The album begins on a duly introductory note with "Maiden," a sombre incantation through broken beat and melancholy chords that perfectly lulls you—like too much wine—into a fuzzy, malleable stupor. But we don't dwell here for long as RMD proceeds to draw the first—and most threatening—piece of floor artillery from the album's well-equipped armoury. "Rubber Head" is exactly why this record is on Ad Noiseam: it's deep, dark and utterly brutal dubstep, broken up with some deliriously lush trademark RMD moments that make you forget but a second ago your face was all screwed up and bobbing along in the metal moshing position. We then get "Karoshi," which (as the name suggests) is some Japanese-flavoured breakcore—beautiful, melodic and thoroughly warped. This is chased by an offering from the scene's more party / mash-up sub-terrain in "Uken," which chews through Ini Kamoze's much sampled "World-A-Music" in a thoroughly danceable relay of reggaecore and bass-y dancehall.

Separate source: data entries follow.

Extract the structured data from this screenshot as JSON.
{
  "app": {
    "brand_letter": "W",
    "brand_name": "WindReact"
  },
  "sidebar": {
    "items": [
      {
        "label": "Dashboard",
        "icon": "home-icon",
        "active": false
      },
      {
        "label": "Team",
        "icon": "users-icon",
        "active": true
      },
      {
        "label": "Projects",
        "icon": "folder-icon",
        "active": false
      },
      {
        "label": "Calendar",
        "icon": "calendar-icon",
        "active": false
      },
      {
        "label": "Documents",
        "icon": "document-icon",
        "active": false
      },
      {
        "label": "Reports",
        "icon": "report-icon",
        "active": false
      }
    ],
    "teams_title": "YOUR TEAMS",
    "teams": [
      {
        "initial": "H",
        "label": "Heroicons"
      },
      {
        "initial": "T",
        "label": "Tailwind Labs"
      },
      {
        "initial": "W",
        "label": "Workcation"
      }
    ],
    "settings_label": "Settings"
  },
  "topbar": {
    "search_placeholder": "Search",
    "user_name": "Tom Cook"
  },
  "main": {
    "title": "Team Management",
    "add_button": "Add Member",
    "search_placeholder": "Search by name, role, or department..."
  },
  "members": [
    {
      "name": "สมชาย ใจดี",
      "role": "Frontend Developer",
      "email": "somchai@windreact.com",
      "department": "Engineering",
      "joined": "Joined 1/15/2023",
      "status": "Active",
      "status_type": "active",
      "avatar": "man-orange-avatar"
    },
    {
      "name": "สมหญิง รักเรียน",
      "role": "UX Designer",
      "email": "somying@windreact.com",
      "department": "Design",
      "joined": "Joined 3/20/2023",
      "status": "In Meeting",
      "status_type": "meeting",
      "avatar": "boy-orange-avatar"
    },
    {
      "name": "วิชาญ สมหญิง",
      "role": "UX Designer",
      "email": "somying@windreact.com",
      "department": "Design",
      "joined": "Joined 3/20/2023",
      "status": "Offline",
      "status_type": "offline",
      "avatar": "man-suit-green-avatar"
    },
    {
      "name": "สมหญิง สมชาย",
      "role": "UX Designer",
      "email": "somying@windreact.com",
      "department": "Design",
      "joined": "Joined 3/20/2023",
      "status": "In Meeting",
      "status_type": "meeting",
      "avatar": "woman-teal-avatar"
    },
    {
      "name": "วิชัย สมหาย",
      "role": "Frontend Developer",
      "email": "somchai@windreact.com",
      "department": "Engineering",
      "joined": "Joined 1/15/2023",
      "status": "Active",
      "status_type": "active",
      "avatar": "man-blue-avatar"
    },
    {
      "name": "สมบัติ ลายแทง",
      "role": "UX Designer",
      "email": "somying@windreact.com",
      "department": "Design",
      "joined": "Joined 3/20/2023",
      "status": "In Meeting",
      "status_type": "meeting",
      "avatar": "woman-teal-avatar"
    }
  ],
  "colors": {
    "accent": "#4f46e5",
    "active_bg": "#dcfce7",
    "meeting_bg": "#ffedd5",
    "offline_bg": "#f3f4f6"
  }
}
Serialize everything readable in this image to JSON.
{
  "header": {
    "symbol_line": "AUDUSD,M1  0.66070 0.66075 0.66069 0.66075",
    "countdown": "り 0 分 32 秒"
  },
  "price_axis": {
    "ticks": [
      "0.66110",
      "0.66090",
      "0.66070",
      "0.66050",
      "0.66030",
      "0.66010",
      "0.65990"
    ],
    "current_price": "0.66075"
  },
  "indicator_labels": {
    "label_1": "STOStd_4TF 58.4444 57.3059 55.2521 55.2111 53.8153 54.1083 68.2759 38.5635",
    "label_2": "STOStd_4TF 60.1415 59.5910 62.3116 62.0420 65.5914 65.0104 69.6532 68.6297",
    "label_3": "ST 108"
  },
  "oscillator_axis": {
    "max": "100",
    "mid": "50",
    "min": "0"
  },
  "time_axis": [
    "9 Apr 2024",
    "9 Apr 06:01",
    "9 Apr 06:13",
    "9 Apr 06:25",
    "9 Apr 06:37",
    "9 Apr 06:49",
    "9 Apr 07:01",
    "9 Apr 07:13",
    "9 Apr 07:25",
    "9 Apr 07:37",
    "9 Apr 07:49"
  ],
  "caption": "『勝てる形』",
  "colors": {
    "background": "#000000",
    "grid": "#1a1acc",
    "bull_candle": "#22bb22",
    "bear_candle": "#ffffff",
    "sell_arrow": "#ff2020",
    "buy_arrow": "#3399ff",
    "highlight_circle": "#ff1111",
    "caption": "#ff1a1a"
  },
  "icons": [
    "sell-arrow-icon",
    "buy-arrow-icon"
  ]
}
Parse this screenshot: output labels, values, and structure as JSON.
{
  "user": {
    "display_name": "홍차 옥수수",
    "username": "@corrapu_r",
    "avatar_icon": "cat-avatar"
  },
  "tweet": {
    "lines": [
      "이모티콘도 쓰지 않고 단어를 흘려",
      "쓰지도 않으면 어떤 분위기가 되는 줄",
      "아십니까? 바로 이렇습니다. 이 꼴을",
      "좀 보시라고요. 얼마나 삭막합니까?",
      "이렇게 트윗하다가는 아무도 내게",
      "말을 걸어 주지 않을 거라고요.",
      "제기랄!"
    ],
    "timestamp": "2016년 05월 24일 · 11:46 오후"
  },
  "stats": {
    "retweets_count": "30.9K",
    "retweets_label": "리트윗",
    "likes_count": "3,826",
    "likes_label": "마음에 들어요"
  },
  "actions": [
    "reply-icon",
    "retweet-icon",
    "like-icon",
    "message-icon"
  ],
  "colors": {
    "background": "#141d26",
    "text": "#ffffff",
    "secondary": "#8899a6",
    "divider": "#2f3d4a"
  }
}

"Syuma" and "L.O.M." are the album's longest and (consequently perhaps) most dissociative tracks. For this very fact they are also the best examples of RMD's compositional ingenuity. But it is through hearing the album in full that his mastery really comes to the fore. Through the full-length format his multi-faceted creativity has been granted room to breathe, allowing more tranquil moments like "Dinah" and "Knit for Snow" to blossom in between. Whether breakcore does ever make its fabled second coming is irrelevant if albums like Remains of Shapes to Come and visionaries such as RMD continue to keep the spirit alive.